The low impact of swimming makes the sport an excellent exercise for people with arthritis, joint injuries, or back pain, as well as for pregnant women and anyone who is overweight. Arthritis sufferers can reduce symptoms by swimming in warm water. Exercising in warm water raises body temperature, which dilates the blood vessels and increases circulation. This usually decreases joint stiffness and swelling, with a corresponding reduction in pain. The Arthritis Foundation recommends pool temperatures between 83 and 88 degrees Fahrenheit.

Swimming is one of the few exercises that use all the major muscle groups, and because water is much denser than air, swimming provides resistance that strengthens muscles in the same way that weight training does. As an aerobic activity, swimming provides benefits to the cardiovascular system, including strengthening the heart and lowering blood pressure.

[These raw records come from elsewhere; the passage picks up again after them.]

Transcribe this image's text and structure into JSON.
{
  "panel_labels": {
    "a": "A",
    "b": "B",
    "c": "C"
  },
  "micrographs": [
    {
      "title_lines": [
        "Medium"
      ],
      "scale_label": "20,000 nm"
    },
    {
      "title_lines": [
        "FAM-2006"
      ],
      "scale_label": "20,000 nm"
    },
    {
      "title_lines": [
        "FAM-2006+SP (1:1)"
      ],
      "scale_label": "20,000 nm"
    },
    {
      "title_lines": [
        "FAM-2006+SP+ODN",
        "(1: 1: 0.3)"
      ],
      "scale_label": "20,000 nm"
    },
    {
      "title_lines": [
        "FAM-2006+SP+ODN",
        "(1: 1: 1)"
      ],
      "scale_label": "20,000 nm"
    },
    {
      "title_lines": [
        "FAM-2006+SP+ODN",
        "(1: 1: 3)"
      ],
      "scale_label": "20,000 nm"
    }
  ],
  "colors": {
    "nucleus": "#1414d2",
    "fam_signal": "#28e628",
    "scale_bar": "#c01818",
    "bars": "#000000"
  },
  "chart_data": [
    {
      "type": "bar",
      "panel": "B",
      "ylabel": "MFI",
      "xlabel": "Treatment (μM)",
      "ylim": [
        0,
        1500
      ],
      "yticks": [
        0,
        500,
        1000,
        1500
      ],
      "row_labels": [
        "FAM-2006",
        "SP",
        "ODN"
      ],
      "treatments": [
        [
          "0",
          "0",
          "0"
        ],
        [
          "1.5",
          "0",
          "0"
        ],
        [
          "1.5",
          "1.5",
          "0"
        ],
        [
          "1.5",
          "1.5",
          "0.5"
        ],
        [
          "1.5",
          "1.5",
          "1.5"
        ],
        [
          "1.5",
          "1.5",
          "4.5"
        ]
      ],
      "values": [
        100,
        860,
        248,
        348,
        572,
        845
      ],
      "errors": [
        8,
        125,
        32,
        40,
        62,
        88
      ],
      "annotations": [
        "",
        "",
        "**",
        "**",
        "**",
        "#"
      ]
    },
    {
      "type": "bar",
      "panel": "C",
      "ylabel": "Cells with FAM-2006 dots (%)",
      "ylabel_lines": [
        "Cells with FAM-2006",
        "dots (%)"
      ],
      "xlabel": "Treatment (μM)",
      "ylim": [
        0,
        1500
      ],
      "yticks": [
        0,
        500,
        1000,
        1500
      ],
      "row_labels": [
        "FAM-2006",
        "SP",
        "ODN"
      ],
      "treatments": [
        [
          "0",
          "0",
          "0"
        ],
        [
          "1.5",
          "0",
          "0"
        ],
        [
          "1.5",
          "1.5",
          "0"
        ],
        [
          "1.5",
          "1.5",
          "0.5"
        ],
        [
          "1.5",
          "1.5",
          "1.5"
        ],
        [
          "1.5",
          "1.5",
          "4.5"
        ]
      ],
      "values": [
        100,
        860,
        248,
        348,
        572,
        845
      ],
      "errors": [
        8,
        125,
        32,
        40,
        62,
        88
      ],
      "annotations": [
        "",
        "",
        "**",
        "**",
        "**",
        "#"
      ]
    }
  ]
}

Even if you never learned to swim, or you just don’t want to get your hair wet, you can still benefit from water exercise. Chest-deep water supports about two-thirds of the body’s weight, so water aerobics provides the benefits of exercise with minimal stress on the joints.

Although swimming injuries are rare, they do occur in competitive swimmers or those who train intensely. The repetitive motions used in swimming strokes can cause overuse injuries such as swimmer’s shoulder or breaststroke knee.

Swimmer’s shoulder is most often associated with the overhead arm motions of the freestyle and butterfly strokes, although the backstroke can also increase the risk of this condition. Poor swimming technique and overtraining cause the muscles to become fatigued, which results in the swimmer using more strokes to cover the same distance. The tendons in the rotator cuff become inflamed, causing pain that can be constant or brought on by certain motions.

Breaststroke knee usually refers either to an irritation of the bursa in the knee, or to a sprain of the medial collateral ligament of the knee. Both can be caused by improper kicking technique.

Treatments for both swimmer’s shoulder and breaststroke knee include rest, ice, and nonsteroidal anti-inflammatory medications such as ibuprofen. Patients with severe cases sometimes receive corticosteroid injections. For patients with swimmer’s shoulder, physical therapy usually helps to improve rotator cuff flexibility and strengthen shoulder muscles. For those with breaststroke knee, physical therapy can strengthen the muscles surrounding the knee and increase the knee’s range of motion. If your bursa is swollen, your doctor may remove fluid with a needle.

Simple precautions such as warming up and stretching can reduce the risk of swimming injuries. With proper preparation, almost anyone can benefit from this very safe sport.